Cities are vibrant, colorful and multi-textured, and a good way to capture this colour and texture is to seek out and photograph street art…
Approaching the shot
Finding suitable subjects is half the battle when looking for signs and graffiti, but once you’ve found them the viewpoint is the main decision you have to make.
The main factor in this is the background – if there is a suitable backdrop you can shoot along the street, to include the surroundings.
The alternative approach, especially if the surroundings aren’t photogenic, is to shoot the subject head-on.
A standard 35mm or 50mm lens is great for shooting signs and graffiti. These tend to offer a wide maximum aperture for isolating different areas of the image (by blurring out foreground and background) and also have very little distortion, so that areas at the edges of the image remain straight, rather than curved.
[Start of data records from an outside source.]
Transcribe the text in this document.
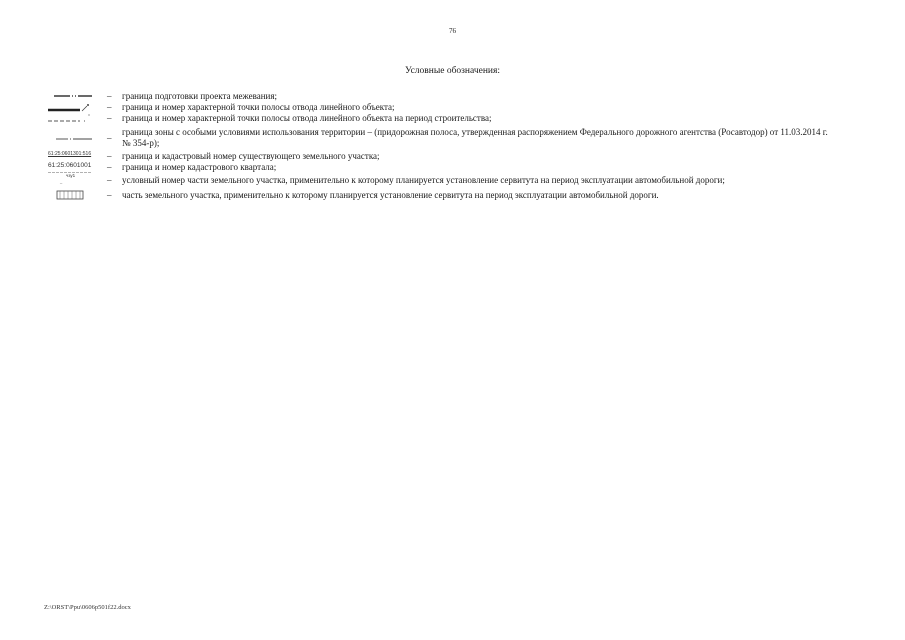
76
Условные обозначения:
– граница подготовки проекта межевания;
– граница и номер характерной точки полосы отвода линейного объекта;
– граница и номер характерной точки полосы отвода линейного объекта на период строительства;
–
граница зоны с особыми условиями использования территории – (придорожная полоса, утвержденная распоряжением Федерального дорожного агентства (Росавтодор) от 11.03.2014 г. № 354-р);
61:25:0601301:516 – граница и кадастровый номер существующего земельного участка;
61:25:0601001 – граница и номер кадастрового квартала;
чзу1
_	– условный номер части земельного участка, применительно к которому планируется установление сервитута на период эксплуатации автомобильной дороги;
– часть земельного участка, применительно к которому планируется установление сервитута на период эксплуатации автомобильной дороги.
Z:\ORST\Ppu\0606p501f22.docx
When including the street as a backdrop you will need to decide whether to blur the background or keep it sharp, so as with portraits, the aperture is the key setting you need to control when shooting signs and graffiti.
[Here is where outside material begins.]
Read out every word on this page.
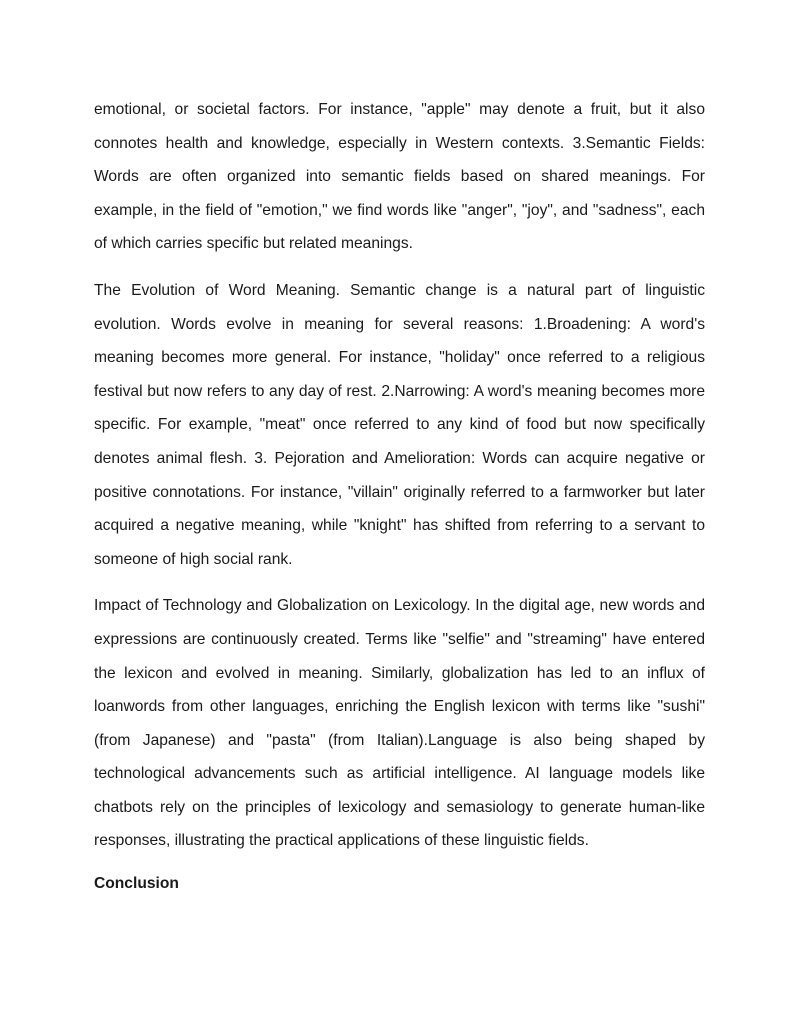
emotional, or societal factors. For instance, "apple" may denote a fruit, but it also connotes health and knowledge, especially in Western contexts. 3.Semantic Fields: Words are often organized into semantic fields based on shared meanings. For example, in the field of "emotion," we find words like "anger", "joy", and "sadness", each of which carries specific but related meanings.

The Evolution of Word Meaning. Semantic change is a natural part of linguistic evolution. Words evolve in meaning for several reasons: 1.Broadening: A word's meaning becomes more general. For instance, "holiday" once referred to a religious festival but now refers to any day of rest. 2.Narrowing: A word's meaning becomes more specific. For example, "meat" once referred to any kind of food but now specifically denotes animal flesh. 3. Pejoration and Amelioration: Words can acquire negative or positive connotations. For instance, "villain" originally referred to a farmworker but later acquired a negative meaning, while "knight" has shifted from referring to a servant to someone of high social rank.

Impact of Technology and Globalization on Lexicology. In the digital age, new words and expressions are continuously created. Terms like "selfie" and "streaming" have entered the lexicon and evolved in meaning. Similarly, globalization has led to an influx of loanwords from other languages, enriching the English lexicon with terms like "sushi" (from Japanese) and "pasta" (from Italian).Language is also being shaped by technological advancements such as artificial intelligence. AI language models like chatbots rely on the principles of lexicology and semasiology to generate human-like responses, illustrating the practical applications of these linguistic fields.

Conclusion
You should choose a wide aperture to blur out the foreground and background, but remember that you’ll usually need to keep most of the main subject sharp, too.
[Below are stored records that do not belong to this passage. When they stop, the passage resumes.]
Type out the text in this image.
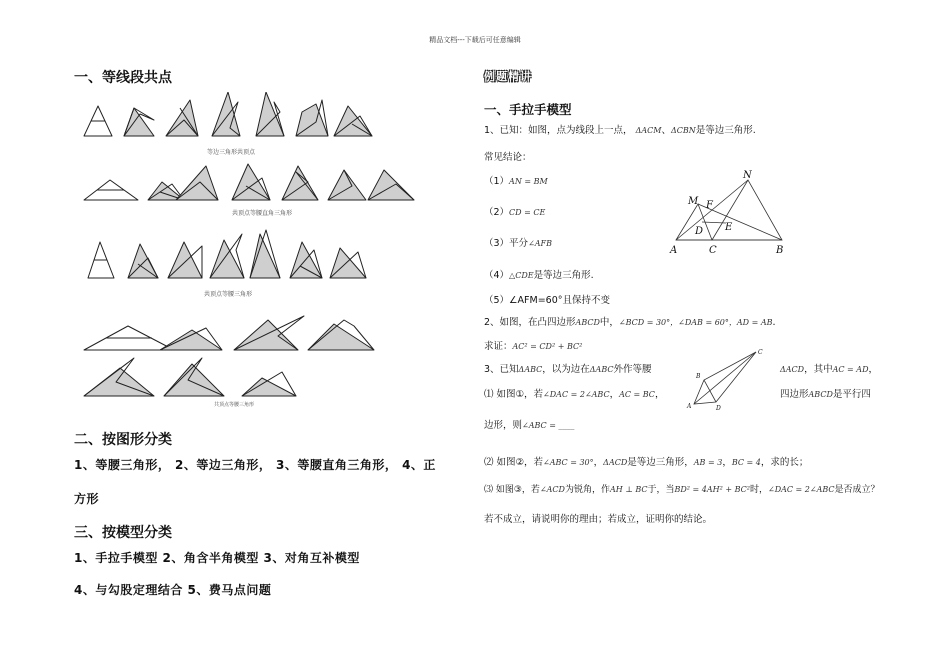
精品文档---下载后可任意编辑
一、等线段共点
等边三角形共顶点
共顶点等腰直角三角形
共顶点等腰三角形
共顶点等腰三角形
二、按图形分类
1、等腰三角形， 2、等边三角形， 3、等腰直角三角形， 4、正
方形
三、按模型分类
1、手拉手模型 2、角含半角模型 3、对角互补模型
4、与勾股定理结合 5、费马点问题
例题精讲
一、手拉手模型
1、已知：如图，点为线段上一点， ΔACM、ΔCBN是等边三角形.
常见结论：
（1）AN = BM
（2）CD = CE
（3）平分∠AFB
（4）△CDE是等边三角形.
（5）∠AFM=60°且保持不变
N
M F
D E
A	C	B
2、如图，在凸四边形ABCD中，∠BCD = 30°，∠DAB = 60°，AD = AB.
求证：AC² = CD² + BC²
3、已知ΔABC，以为边在ΔABC外作等腰	ΔACD，其中AC = AD，
A
B
C
D
⑴ 如图①，若∠DAC = 2∠ABC，AC = BC，	四边形ABCD是平行四
边形，则∠ABC = ____
⑵ 如图②，若∠ABC = 30°，ΔACD是等边三角形，AB = 3，BC = 4，求的长；
⑶ 如图③，若∠ACD为锐角，作AH ⊥ BC于，当BD² = 4AH² + BC²时，∠DAC = 2∠ABC是否成立？
若不成立，请说明你的理由；若成立，证明你的结论。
A setting like f/4 or f/5.6 is usually a good compromise.
Things to watch out for…
Graffiti is often located in areas that aren’t the safest to walk around, so you need to keep a close watch on your surroundings and your gear.
It’s all too easy to become engrossed in what you’re shooting, so if possible take a friend along, as it’s usually safer if another person can watch out for any likely issues, and avoid them before they become problems.
In terms of the subject itself, keep an eye out for complimentary colours – in our shot, the bright whites and yellows work well against the deep, vibrant blues of the door.